In other words, where there is a political will there is a life-saving way.
In years to come, at the inevitable and many enquiries, one question will never be effectively answered – why didn’t we act sooner? We could have prepared and been in a state of readiness for this inevitable pandemic. We could have acted with speed as it accelerated towards our shores and followed the crystal-clear advice from the WHO.
No doubt, and perfectly legitimately, Scottish Government ministers and senior officials should be asked searching questions as to why a century and more of hard-won experience in tackling outbreaks of serious infectious disease appears to have collapsed in dealing with the now infamous Nike conference in Edinburgh in late February – and it’s clear from press briefings that citing “patient confidentiality” is not going to cut it as any sort of answer.

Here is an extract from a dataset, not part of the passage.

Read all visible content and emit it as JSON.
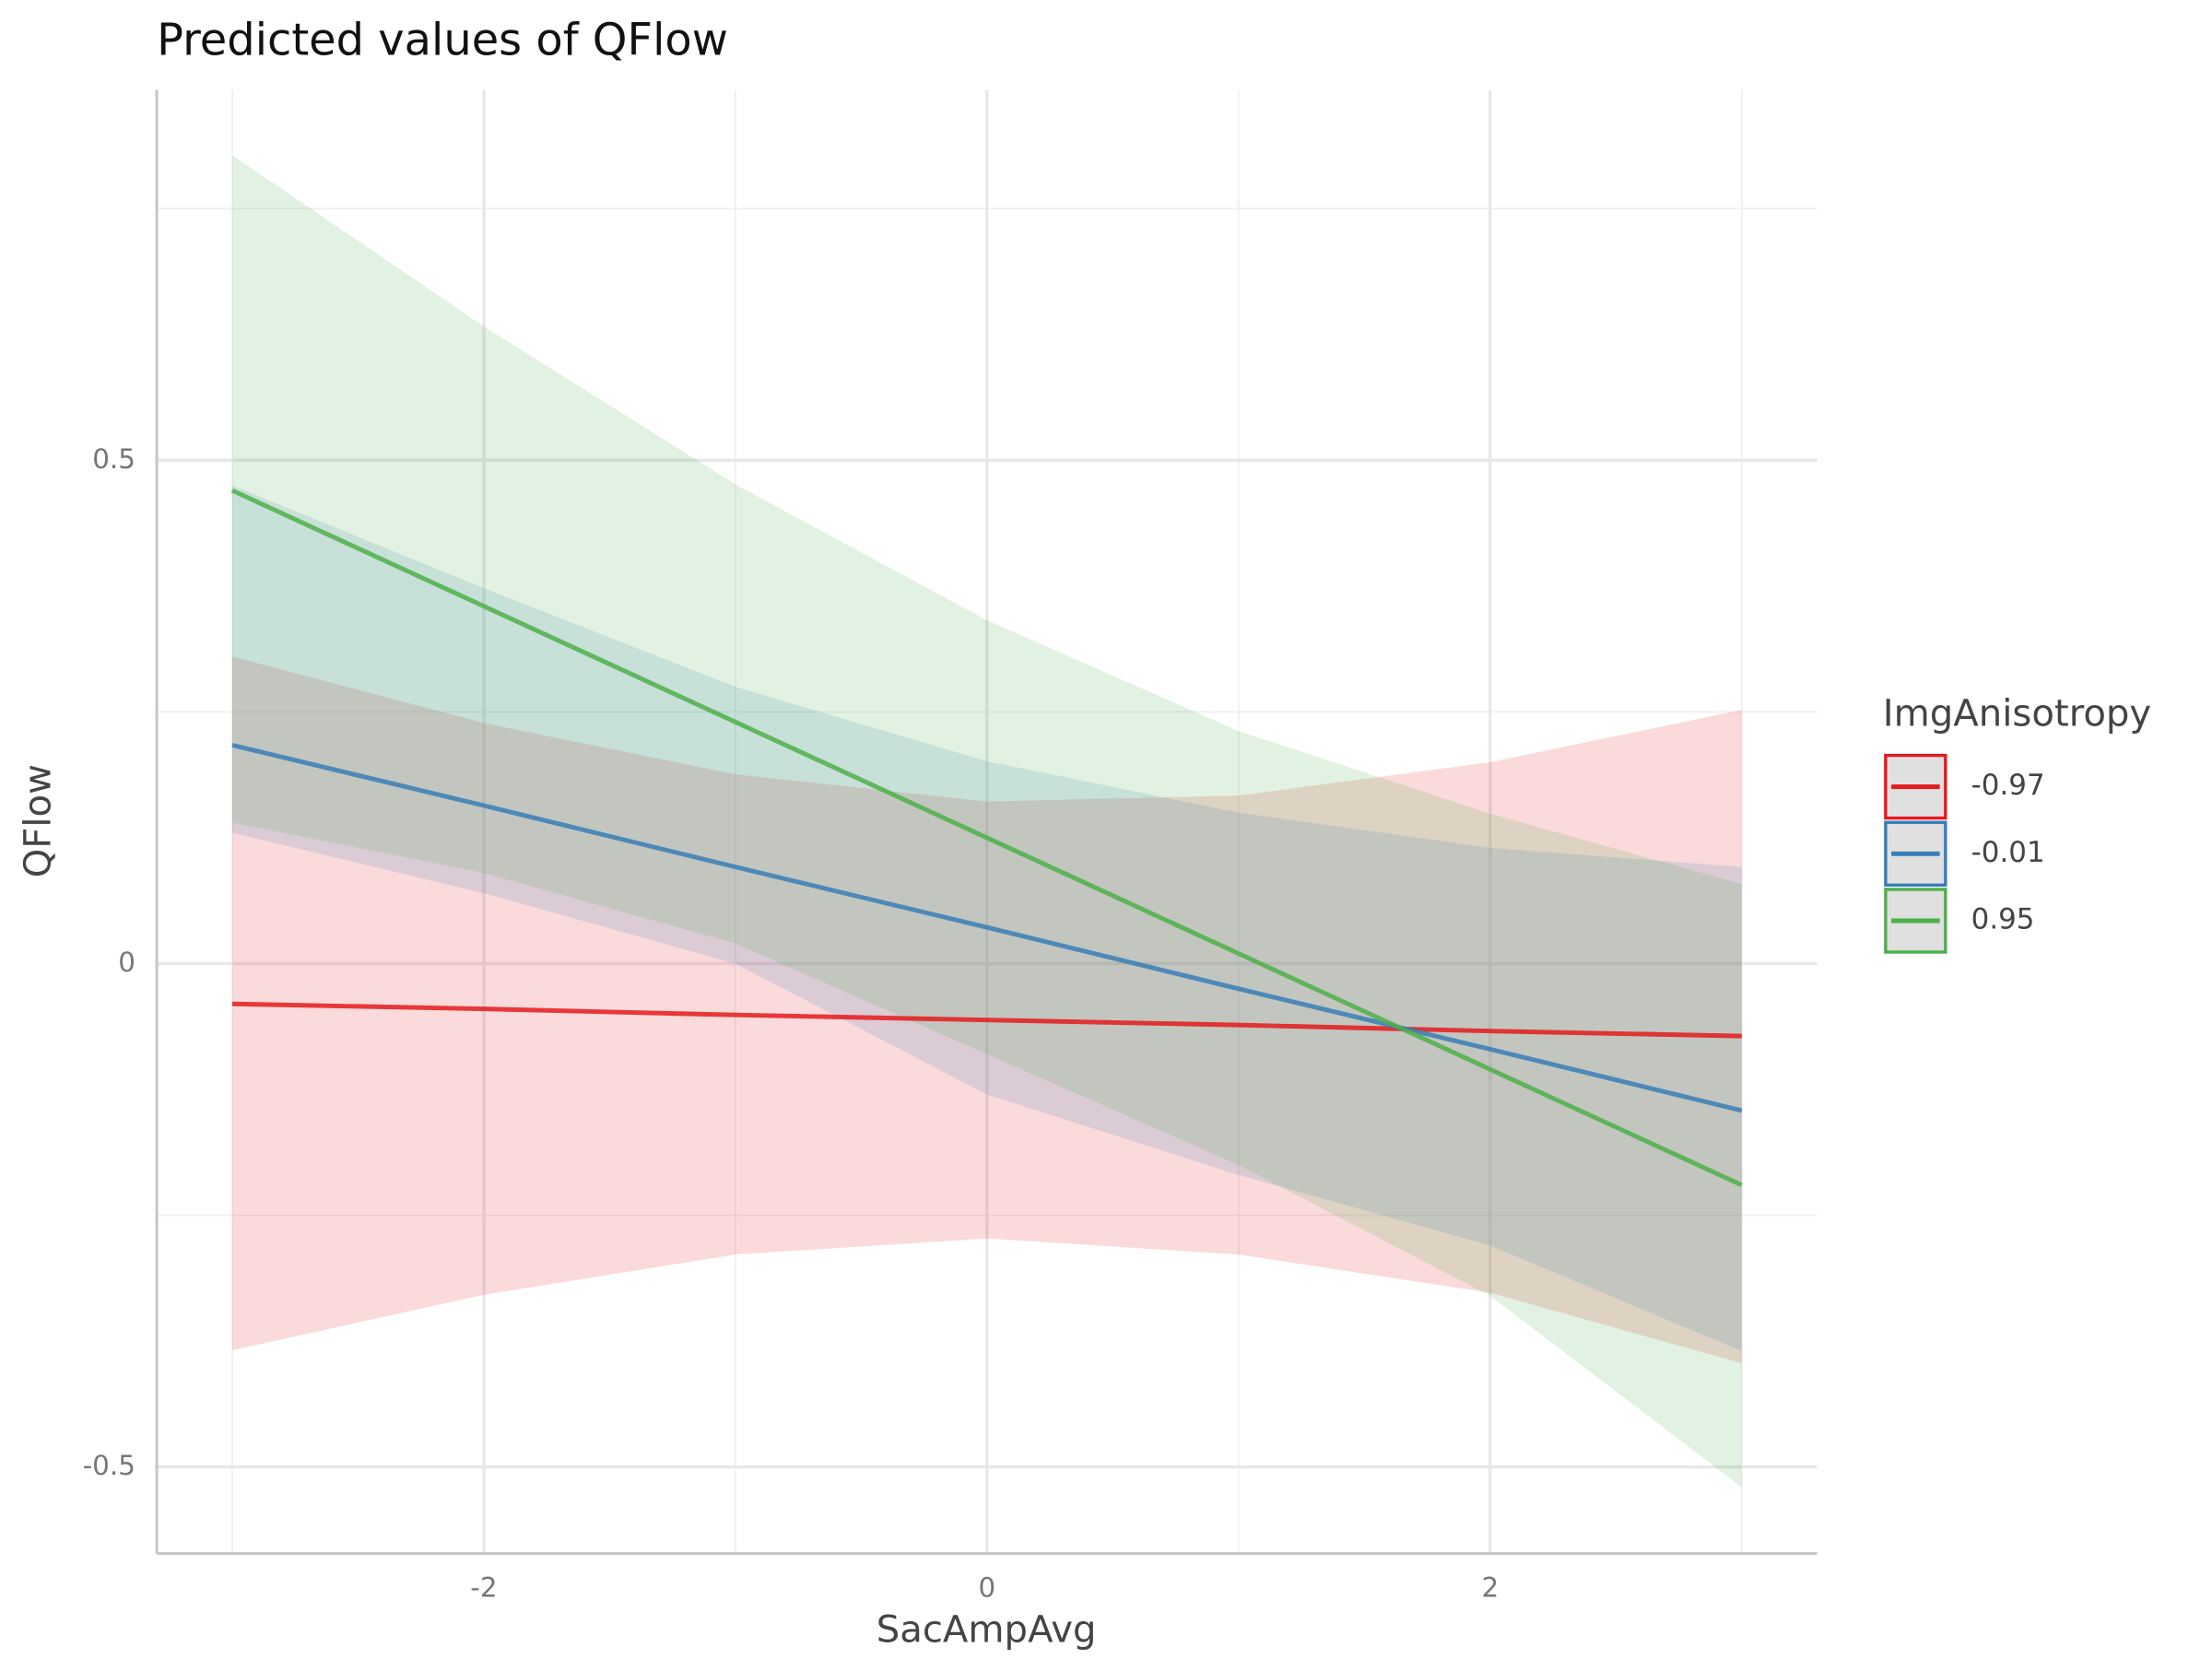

HOWEVER, the disastrous strategic calamity was the pan-UK official abandonment of testing, tracing and isolating on March 12. The responsibility for this goes right to the door of Number 10, no matter how much they now try desperately to deflect on to secret briefings from nameless scientists and officials. That blame game was in full flow yesterday but the guilty ministers are now well within the crosshairs of the media’s sights.
For Scotland, however, the real question is the one that has dogged our nation since the Act of Union – why did we let another country decide our fate?
We’ll never get these two months back nor the thousands – and it is thousands – of lives that have been needlessly lost as a result, but now at least our lockdown exit strategy has been praised by the WHO for marrying public health needs with economic reality.
It shows what we can do when we take responsibility. And it’s the only way we will be able to protect our citizens and save lives when the second wave comes.